Poi sbatte violentemente la porta, ma per un istante mi pare di vedere una sincera tristezza nei suoi occhi.

Rimasta ormai sola in mezzo alla strada mi volto verso il sole calante. Manca poco tempo prima che sparisca all'orizzonte.

Arrivo il più velocemente possibile davanti ai cancelli del cimitero che stanno per esser chiusi per la notte e mi infilo non vista tra le lapidi.

Non sono venuta spesso alla sua tomba e così ci metto un po' a trovarla. Finora ho preferito ricordarlo com'era da vivo e illudermi che lo fosse ancora, piuttosto che accettare la fredda verità che ora sembra comunicarmi la pietra che porta inciso il suo nome.

Per un attimo resto a fissare la lapide stringendo l'ampolla tra le mani, poi apro il vasetto di vetro e verso il contenuto sulla pietra.

Il sole pian piano scompare dietro i mausolei.

Mi chiedo una volta in più come sia possibile che quel liquido fangoso lo riporti indietro. E una volta in più non so darmi risposta.

Mi siedo sulla sua tomba, pronta ad aspettarlo tutta la notte.

Brividi di freddo e di paura mi risalgono lungo le braccia e la schiena quando le ombre cominciano a sparire inghiottite dal buio di questa notte senza luna.

Davvero non so dire come riesca a resistere qui seduta fino al mattino seguente. A ogni più piccolo scricchiolio balzo per aria, spaventata e speranzosa allo stesso tempo, temendo che possa essere un animale venuto ad uccidermi e illudendomi che invece possa essere lui.

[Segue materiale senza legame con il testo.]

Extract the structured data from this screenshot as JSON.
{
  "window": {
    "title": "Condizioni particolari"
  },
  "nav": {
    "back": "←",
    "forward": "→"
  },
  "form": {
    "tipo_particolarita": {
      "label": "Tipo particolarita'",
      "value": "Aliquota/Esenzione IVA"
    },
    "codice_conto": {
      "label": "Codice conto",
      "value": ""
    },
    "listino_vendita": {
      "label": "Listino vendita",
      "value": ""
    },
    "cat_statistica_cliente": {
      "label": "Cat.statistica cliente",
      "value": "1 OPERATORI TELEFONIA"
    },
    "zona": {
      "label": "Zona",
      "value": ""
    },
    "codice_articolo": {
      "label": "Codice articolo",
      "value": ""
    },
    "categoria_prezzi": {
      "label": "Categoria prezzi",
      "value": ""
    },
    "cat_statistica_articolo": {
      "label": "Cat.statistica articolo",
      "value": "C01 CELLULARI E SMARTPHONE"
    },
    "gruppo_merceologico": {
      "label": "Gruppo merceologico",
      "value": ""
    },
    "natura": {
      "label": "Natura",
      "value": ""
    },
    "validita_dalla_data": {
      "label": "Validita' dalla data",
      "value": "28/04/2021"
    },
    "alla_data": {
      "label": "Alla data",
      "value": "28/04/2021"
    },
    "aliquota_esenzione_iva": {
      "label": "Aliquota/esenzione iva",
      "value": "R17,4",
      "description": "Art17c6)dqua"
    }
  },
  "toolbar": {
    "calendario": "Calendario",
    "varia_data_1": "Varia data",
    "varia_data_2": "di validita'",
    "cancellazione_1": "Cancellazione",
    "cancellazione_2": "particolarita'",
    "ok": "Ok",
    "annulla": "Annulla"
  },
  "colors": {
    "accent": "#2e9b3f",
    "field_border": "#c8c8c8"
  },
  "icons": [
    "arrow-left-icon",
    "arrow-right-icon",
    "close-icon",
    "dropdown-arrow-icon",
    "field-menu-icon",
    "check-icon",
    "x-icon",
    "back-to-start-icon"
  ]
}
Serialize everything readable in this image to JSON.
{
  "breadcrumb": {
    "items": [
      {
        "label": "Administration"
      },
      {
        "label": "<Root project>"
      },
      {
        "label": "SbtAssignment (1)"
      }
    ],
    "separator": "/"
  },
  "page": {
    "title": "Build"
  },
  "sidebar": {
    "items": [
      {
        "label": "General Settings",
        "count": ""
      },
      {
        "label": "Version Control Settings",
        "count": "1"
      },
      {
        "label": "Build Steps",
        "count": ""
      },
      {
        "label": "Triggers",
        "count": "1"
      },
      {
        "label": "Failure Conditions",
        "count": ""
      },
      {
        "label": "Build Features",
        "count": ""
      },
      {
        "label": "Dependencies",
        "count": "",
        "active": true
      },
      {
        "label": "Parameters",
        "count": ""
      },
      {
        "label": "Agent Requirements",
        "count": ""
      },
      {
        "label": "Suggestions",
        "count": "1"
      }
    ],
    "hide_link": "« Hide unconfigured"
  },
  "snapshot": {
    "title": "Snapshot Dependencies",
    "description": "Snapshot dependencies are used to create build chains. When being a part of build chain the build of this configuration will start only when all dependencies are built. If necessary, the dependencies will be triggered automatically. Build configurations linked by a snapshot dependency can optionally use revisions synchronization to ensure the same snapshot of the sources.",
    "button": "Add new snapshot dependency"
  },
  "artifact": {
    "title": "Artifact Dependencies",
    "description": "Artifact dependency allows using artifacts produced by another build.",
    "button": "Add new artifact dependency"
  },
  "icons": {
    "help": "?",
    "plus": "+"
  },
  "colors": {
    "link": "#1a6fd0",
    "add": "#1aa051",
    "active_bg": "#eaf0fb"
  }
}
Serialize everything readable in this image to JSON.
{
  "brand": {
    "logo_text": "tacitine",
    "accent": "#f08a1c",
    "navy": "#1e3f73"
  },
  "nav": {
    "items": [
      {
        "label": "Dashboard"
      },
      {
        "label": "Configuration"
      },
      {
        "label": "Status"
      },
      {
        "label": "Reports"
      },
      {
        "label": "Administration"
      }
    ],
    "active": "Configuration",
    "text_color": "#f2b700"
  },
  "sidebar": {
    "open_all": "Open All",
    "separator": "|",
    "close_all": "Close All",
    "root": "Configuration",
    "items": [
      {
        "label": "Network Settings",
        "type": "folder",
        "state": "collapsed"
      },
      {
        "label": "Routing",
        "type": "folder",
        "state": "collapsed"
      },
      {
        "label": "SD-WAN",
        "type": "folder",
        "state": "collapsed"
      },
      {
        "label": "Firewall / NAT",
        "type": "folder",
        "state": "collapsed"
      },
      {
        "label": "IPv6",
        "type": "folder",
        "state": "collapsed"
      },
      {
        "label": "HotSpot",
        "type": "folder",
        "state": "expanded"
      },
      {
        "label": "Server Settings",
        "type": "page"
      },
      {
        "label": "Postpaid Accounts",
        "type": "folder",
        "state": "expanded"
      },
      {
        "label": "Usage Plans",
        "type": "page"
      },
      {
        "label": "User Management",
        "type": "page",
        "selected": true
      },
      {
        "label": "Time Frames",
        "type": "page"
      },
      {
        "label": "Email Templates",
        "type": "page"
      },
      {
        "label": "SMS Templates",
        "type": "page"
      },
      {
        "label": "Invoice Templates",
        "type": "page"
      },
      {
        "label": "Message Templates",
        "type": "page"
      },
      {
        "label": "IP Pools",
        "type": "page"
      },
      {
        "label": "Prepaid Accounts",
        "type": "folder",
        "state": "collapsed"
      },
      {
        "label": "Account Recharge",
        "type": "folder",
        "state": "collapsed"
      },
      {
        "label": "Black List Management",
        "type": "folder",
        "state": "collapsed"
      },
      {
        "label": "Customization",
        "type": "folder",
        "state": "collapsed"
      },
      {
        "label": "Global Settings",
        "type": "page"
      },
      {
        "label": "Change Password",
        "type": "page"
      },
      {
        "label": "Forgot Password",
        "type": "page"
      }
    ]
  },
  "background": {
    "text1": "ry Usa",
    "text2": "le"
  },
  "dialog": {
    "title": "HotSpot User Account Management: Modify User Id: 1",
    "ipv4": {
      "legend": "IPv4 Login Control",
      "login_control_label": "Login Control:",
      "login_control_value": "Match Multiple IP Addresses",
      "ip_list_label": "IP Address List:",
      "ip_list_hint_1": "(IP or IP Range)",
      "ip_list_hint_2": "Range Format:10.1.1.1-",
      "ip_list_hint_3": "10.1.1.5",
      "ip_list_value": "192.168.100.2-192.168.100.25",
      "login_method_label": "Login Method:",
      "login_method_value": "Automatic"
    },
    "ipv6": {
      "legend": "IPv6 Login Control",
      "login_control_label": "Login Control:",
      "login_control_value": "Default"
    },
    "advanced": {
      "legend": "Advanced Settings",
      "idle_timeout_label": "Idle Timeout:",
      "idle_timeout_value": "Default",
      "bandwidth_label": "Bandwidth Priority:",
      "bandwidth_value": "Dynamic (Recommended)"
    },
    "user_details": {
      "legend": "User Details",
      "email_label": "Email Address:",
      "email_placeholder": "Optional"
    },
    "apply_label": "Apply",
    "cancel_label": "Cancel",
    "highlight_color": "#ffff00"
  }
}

In qualche modo però resisto fino al sorgere del sole.

Quando vedo il cielo diventare rosa mi guardo intorno un'ultima volta. Ma sono ancora sola in questo cimitero.

È a questo punto che sento il mondo crollarmi addosso con tutto il suo peso. È adesso che capisco che l'ho davvero perduto per sempre.

Fino a questo momento avevo avuto la sciocca speranza di poterlo riportare indietro. Mi sembrava di avere in mano un capo del filo che lo avrebbe condotto fuori dal labirinto della morte.

Solo ora capisco quanto avessi creduto realmente nella magia.

Ma adesso vedo in faccia la realtà. La magia non esiste.

Lui se n'è andato e io non riesco più a trattenerlo.

Mi scivola via come sabbia tra le dita, sospinto dal vento verso luoghi in cui io non posso raggiungerlo.

Lo sento sempre più lontano e lo immagino mentre si alza nel cielo, sempre più in alto, finché io non riesco più a vederlo.